On Monday, Michelle Obama told an audience in Milwaukee that "For the first time in my adult life, I am really proud of my country. Not just because Barack is doing well, but I think people are hungry for change." Cindy McCain, wife of Republican presidential contender John McCain, later sought to capitalize on the remark, saying "I have, and always will be, proud of my country."

Asked by WJAR-TV if she would like to clarify her comment, Obama replied that she has been struck by the number of people going to rallies and watching debates, as well as record voter turnouts.
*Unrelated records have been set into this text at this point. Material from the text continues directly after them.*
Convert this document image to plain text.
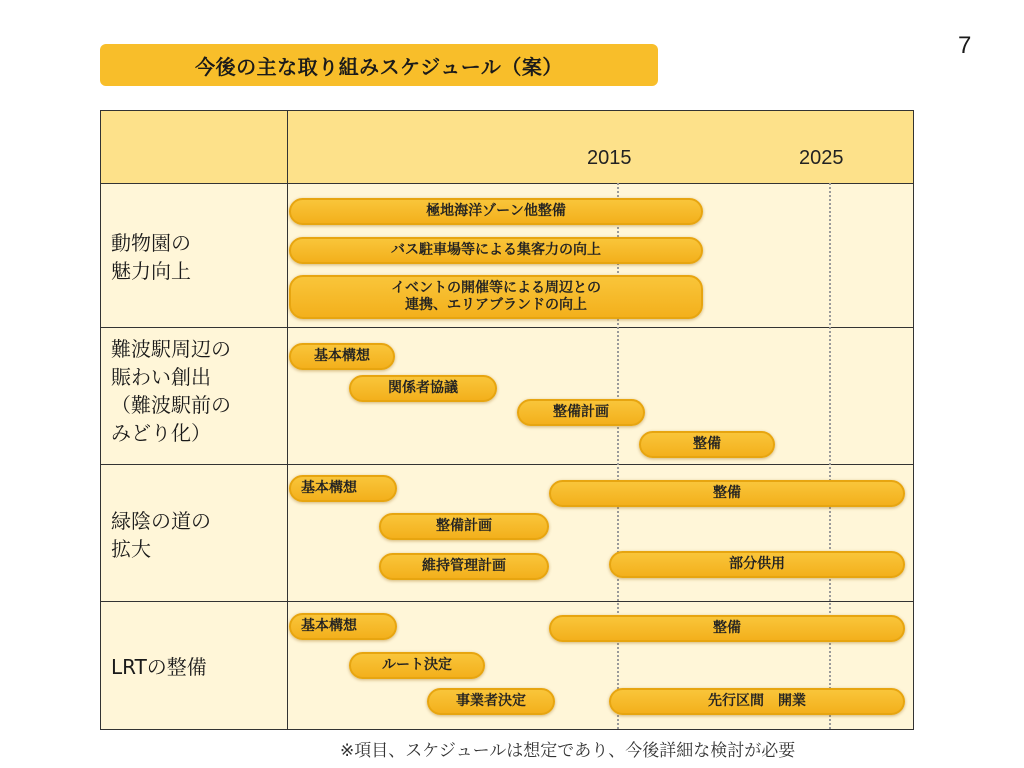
7
今後の主な取り組みスケジュール（案）
2015	2025
動物園の
魅力向上
極地海洋ゾーン他整備
バス駐車場等による集客力の向上
イベントの開催等による周辺との
連携、エリアブランドの向上
難波駅周辺の
賑わい創出
（難波駅前の
みどり化）
基本構想
関係者協議
整備計画
整備
緑陰の道の
拡大
基本構想	整備
整備計画
維持管理計画	部分供用
LRTの整備
基本構想	整備
ルート決定
事業者決定	先行区間　開業
※項目、スケジュールは想定であり、今後詳細な検討が必要
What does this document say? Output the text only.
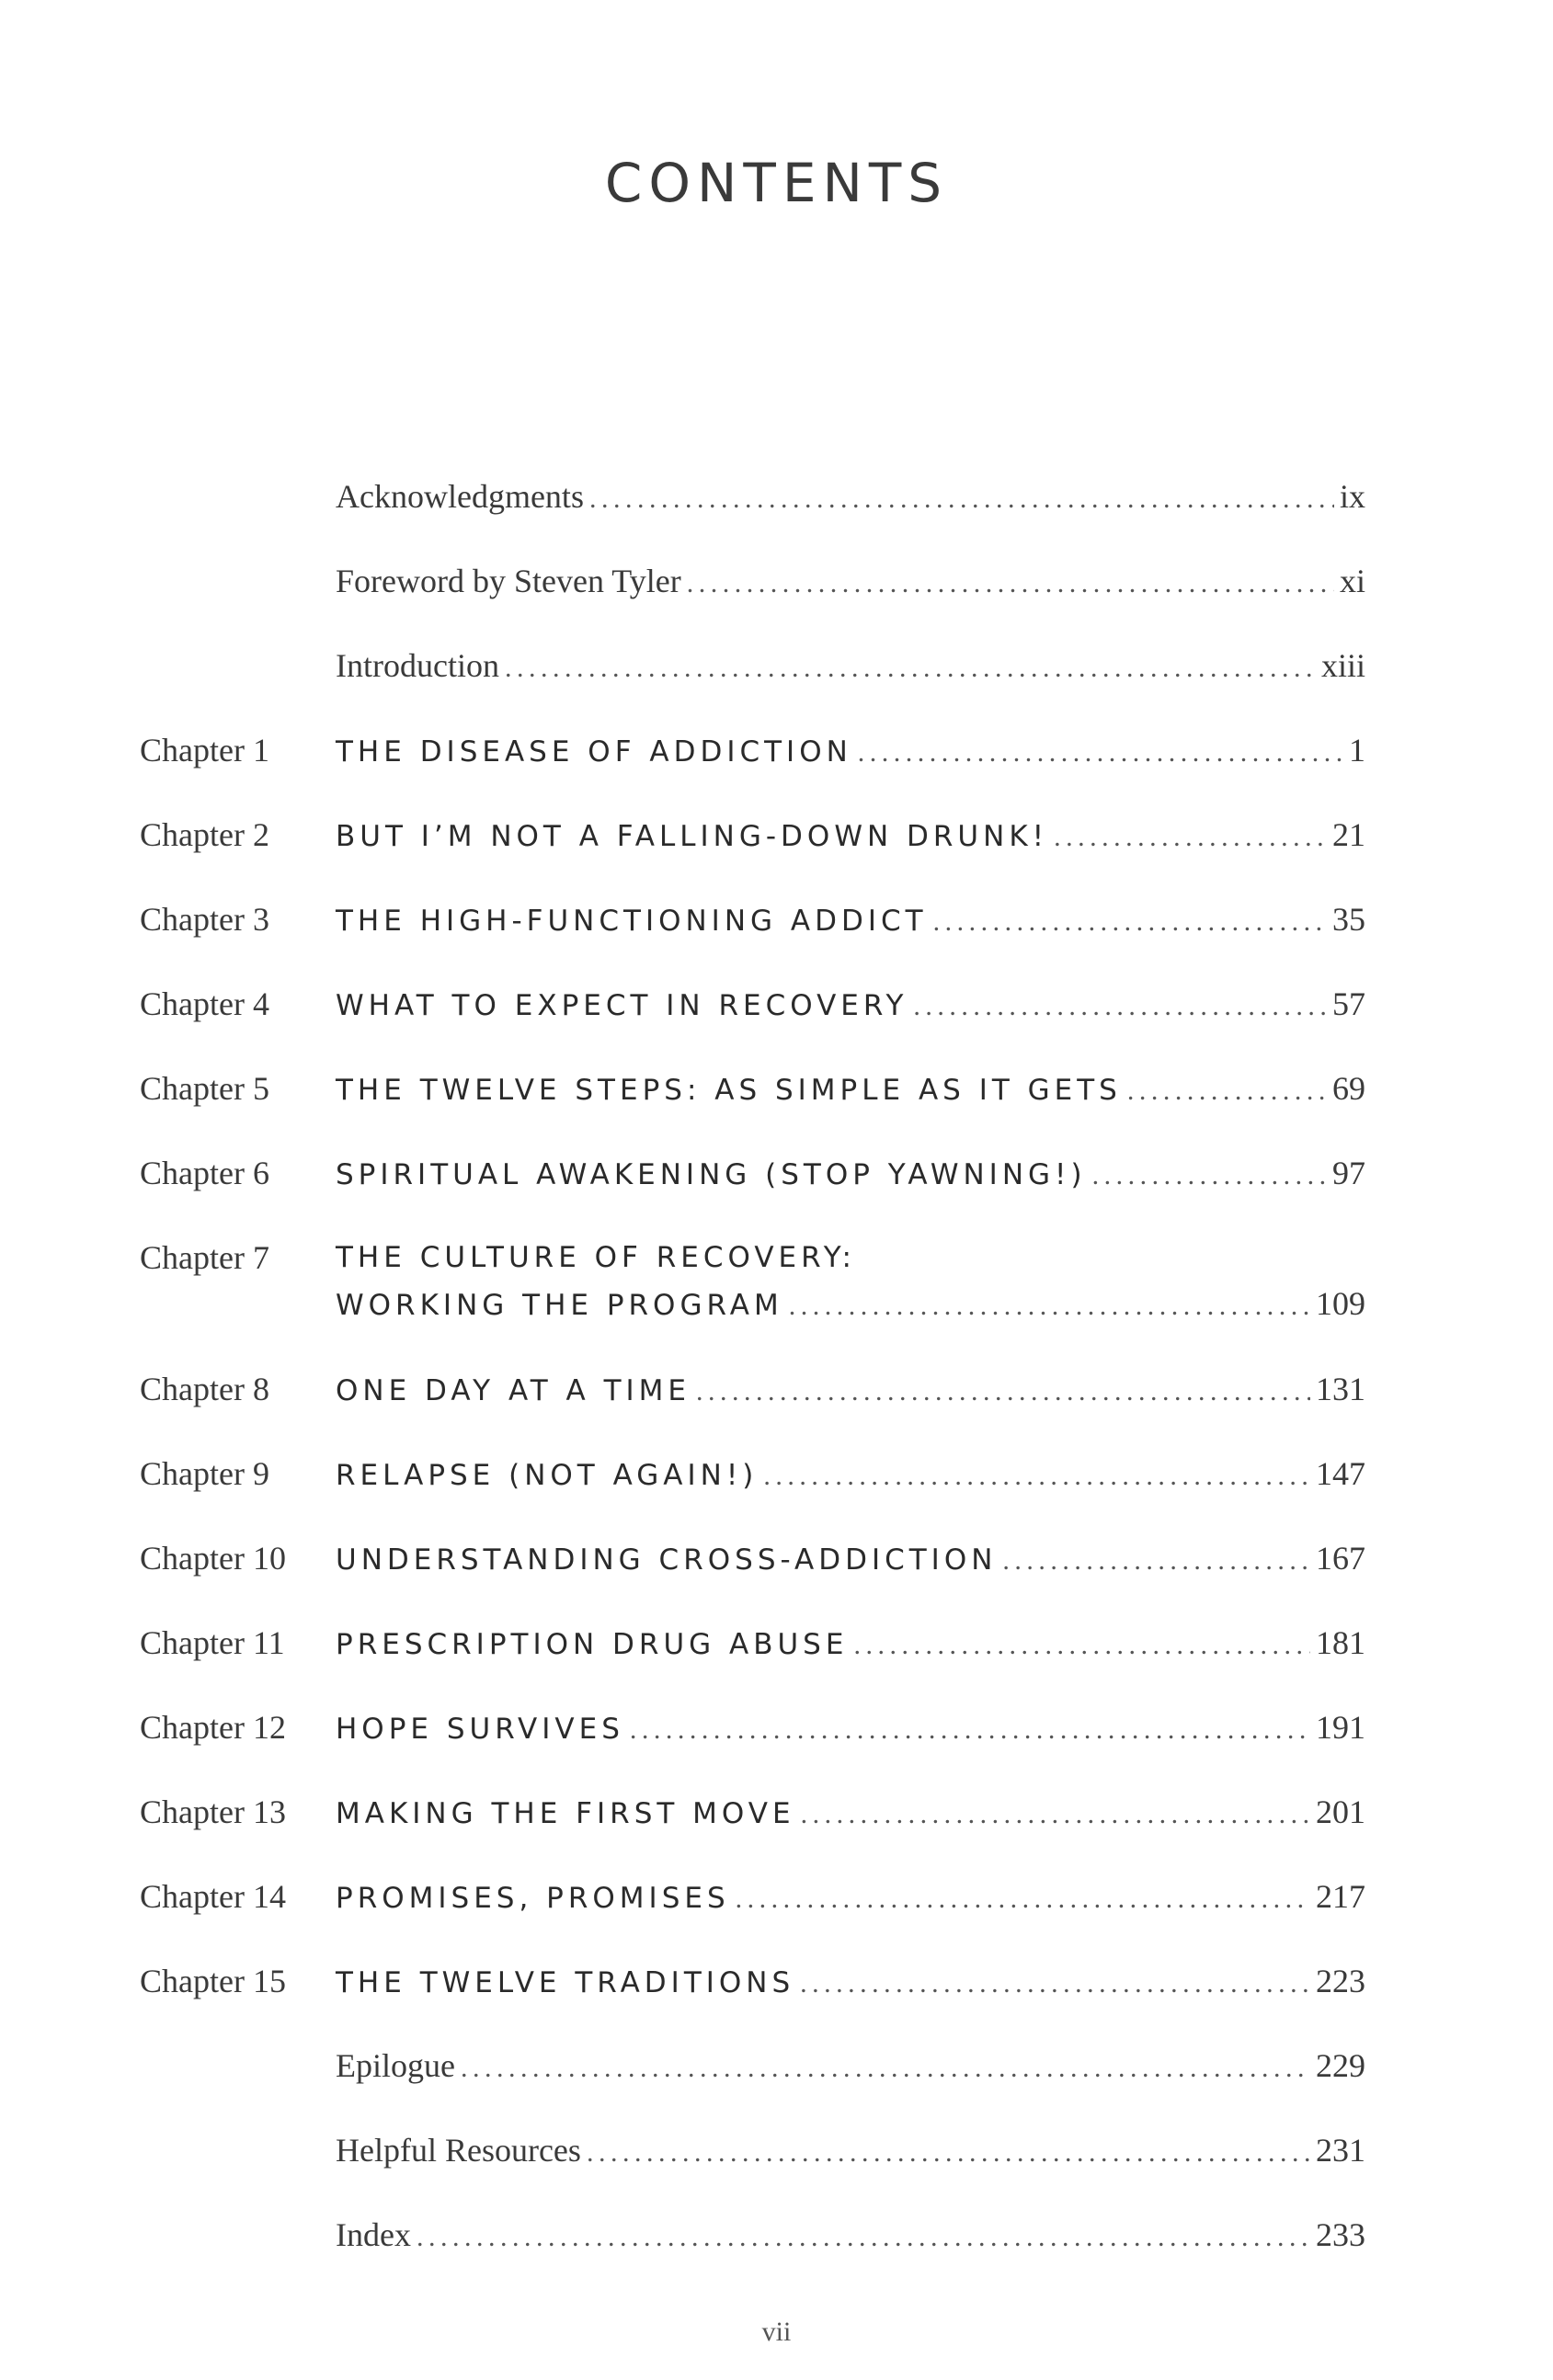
CONTENTS
Acknowledgments . . .	ix
Foreword by Steven Tyler . . .	xi
Introduction . . .	xiii
Chapter 1 THE DISEASE OF ADDICTION . . .	1
Chapter 2 BUT I’M NOT A FALLING-DOWN DRUNK! . . .	21
Chapter 3 THE HIGH-FUNCTIONING ADDICT . . .	35
Chapter 4 WHAT TO EXPECT IN RECOVERY . . .	57
Chapter 5 THE TWELVE STEPS: AS SIMPLE AS IT GETS . . .	69
Chapter 6 SPIRITUAL AWAKENING (STOP YAWNING!) . . .	97
Chapter 7 THE CULTURE OF RECOVERY:
WORKING THE PROGRAM . . .	109
Chapter 8 ONE DAY AT A TIME . . .	131
Chapter 9 RELAPSE (NOT AGAIN!) . . .	147
Chapter 10 UNDERSTANDING CROSS-ADDICTION . . .	167
Chapter 11 PRESCRIPTION DRUG ABUSE . . .	181
Chapter 12 HOPE SURVIVES . . .	191
Chapter 13 MAKING THE FIRST MOVE . . .	201
Chapter 14 PROMISES, PROMISES . . .	217
Chapter 15 THE TWELVE TRADITIONS . . .	223
Epilogue . . .	229
Helpful Resources . . .	231
Index . . .	233
vii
"What I was clearly talking about was that I'm proud in how Americans are engaging in the political process," she said.

"For the first time in my lifetime, I'm seeing people rolling up their sleeves in a way that I haven't seen and really trying to figure this out — and that's the source of pride that I was talking about," she added.

When asked if she had always been proud of her country, she replied "absolutely" and said she and her husband would not be where they are now if not for the opportunities of America.

Obama himself gave a similar explanation during an interview Tuesday with WOAI radio in San Antonio, Texas. Expressing frustration that his wife's remarks had been taken out of context and turned into political fodder, the Illinois senator said, "What she meant was, this is the first time that she's been proud of the politics of America, because she's pretty cynical about the political process, and with good reason, and she's not alone. But she has seen large numbers of people get involved in the process, and she's encouraged."


Michelle Obama was campaigning in Rhode Island two weeks before the state's March 4 primary. She planned a rally later with her brother, Craig Robinson, the coach of the Brown University men's basketball team.